クラウス・マケラ指揮パリ管弦楽団来日公演を、サントリーホールにて。
指揮:クラウス・マケラ
パリ管弦楽団
照明演出:佐藤啓
ドビュッシー:交響詩『海』
ラヴェル:ボレロ
ストラヴィンスキー:春の祭典
(アンコール)ムソルグスキー:歌劇「ホヴァンシチーナ」前奏曲「モスクワ河の夜明け」
フィンランド出身、現在26歳の俊英指揮者クラウス・マケラ、あれよあれよという間に出世して、昨年秋からパリ管のシェフに就任。パリ管の任期後には、なんと名門ロイヤル・コンセルトヘボウ管のシェフに内定している。まさにスーパースターだ。
この6月、7月には都響を振ってショスタコーヴィチの交響曲第7番、マーラーの交響曲第6番という重量級プログラムを披露したばかり。
さて今回のパリ管来日公演、一昔前のプレートルやプラッソンとの来日のときと同様、フランスものを中心としたプログラムだ。ストラヴィンスキーはロシア人だが、春の祭典も火の鳥も初演はパリである。
1曲目のドビュッシー「海」。マケラらしい端正なアプローチで、指揮が拍を取っているようなところがあって、この曲の根底にある大きなうねりのようなものが全く感じられなかったのは残念だ。まだこの曲を手中に収めているとは言いがたいだろう。
ちなみに第3楽章、練習番号60の前のトランペットとホルンのユニゾンは復活させていた。
2曲目はボレロ、これは最高であった!スネアはステージ中央、指揮台の正面に配置されていたが、最初の数分間、(私の席からはちょっと死角になっていたのだが)腕が全く動いていなかったのはさすがだ。
それにしても各パートのソロが実に上手い!木管の濃くこってりした音色はまさにパリ管ならではだ。トロンボーンソロ、ちょっとはずしたところもあったが、何よりそのふくよかな音色はまず日本のオケでは聴くことができないものであった。マケラは最初のうちほとんど動きがなかったが、途中からはほとんどグルーヴしているという表現がふさわしいのりになっていった。
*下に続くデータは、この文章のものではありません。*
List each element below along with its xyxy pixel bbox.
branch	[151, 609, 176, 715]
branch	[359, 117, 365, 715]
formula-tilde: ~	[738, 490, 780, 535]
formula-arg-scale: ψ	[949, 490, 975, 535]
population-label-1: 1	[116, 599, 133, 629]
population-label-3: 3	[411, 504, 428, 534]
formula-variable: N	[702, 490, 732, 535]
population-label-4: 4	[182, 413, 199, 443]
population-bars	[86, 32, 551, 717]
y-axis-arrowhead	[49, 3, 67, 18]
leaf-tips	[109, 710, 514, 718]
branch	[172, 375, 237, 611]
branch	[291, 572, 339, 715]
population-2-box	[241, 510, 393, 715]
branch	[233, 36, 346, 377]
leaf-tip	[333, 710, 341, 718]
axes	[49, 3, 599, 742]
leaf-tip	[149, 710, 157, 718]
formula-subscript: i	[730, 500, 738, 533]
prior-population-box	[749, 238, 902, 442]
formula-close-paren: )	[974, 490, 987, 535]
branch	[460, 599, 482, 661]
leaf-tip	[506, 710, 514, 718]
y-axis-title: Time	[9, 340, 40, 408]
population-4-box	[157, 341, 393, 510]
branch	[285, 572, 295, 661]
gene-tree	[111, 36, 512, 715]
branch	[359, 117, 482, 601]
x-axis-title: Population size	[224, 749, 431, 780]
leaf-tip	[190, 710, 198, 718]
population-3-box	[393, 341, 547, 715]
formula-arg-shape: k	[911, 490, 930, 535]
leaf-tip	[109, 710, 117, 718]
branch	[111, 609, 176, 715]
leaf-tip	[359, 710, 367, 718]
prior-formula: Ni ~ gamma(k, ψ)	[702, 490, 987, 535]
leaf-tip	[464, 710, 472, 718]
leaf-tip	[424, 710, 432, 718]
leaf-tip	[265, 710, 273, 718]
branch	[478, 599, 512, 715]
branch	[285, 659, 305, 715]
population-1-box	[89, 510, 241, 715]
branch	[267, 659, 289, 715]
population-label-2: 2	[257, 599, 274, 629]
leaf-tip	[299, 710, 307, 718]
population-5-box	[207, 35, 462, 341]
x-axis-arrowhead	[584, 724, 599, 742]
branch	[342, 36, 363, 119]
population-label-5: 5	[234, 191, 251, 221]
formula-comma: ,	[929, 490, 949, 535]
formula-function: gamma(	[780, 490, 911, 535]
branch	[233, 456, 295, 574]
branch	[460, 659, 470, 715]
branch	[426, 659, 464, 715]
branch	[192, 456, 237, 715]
パリ管のボレロはかつての来日公演でプラッソン、エッシェンバッハで聴いたことがあるが、エッシェンバッハはほとんど手を使わず眼だけで指揮をしていたのを思い出す。
後半は春の祭典。冒頭のバソンこそエレガントな始まり方だったものの、パリ管の洗練された音色ではなく意外に泥くさい音がしたのは不思議だった。特に第2部の11拍子から後はマケラの振りも相当大きくなっていって、やや荒削りな感は拭えない。
後半のみ照明演出が施されていて、前半青い照明が主体だったが、第2部11拍子のところから赤い照明が主体となっていた。それほど音楽の邪魔をするような照明ではなかったのでよいのだが…まあ、なくてもよかったような気がする。こういう照明が入るあたり、いかにもエイベックスの企画らしい。
パリ管というのはもともと大都市の機能的なオーケストラであり、N響やロンドン響のように普段いろいろなプログラムを演奏しているはず。日本公演だとフランスものやロシアものばかりになるのはいかがなものかと思うのだが、チケット販売を考えるとやむを得ないというところだろうか。前回、前々回の来日時はダニエル・ハーディングの指揮だったが、そのときのプログラムにはベートーヴェン、マーラーなどの独墺系があって、それが洗練の極めとでもいうべき素晴らしいものだったのだ。
まあそうしたことはともかく、マケラとパリ管はまだ始動して1年、これからに期待したいところである。
弦は16型、通常の配置。コンサートマスターは千々岩英一氏。客席は結構埋まってはいたが、1階、2階ともセンターの後方はかなり空席が目立っていた。
アンコール、何をやるのだろうと思っていたら、まさかのホヴァンシチーナ前奏曲。この曲の実演は、マリインスキー管以外で聴いたことがなかった。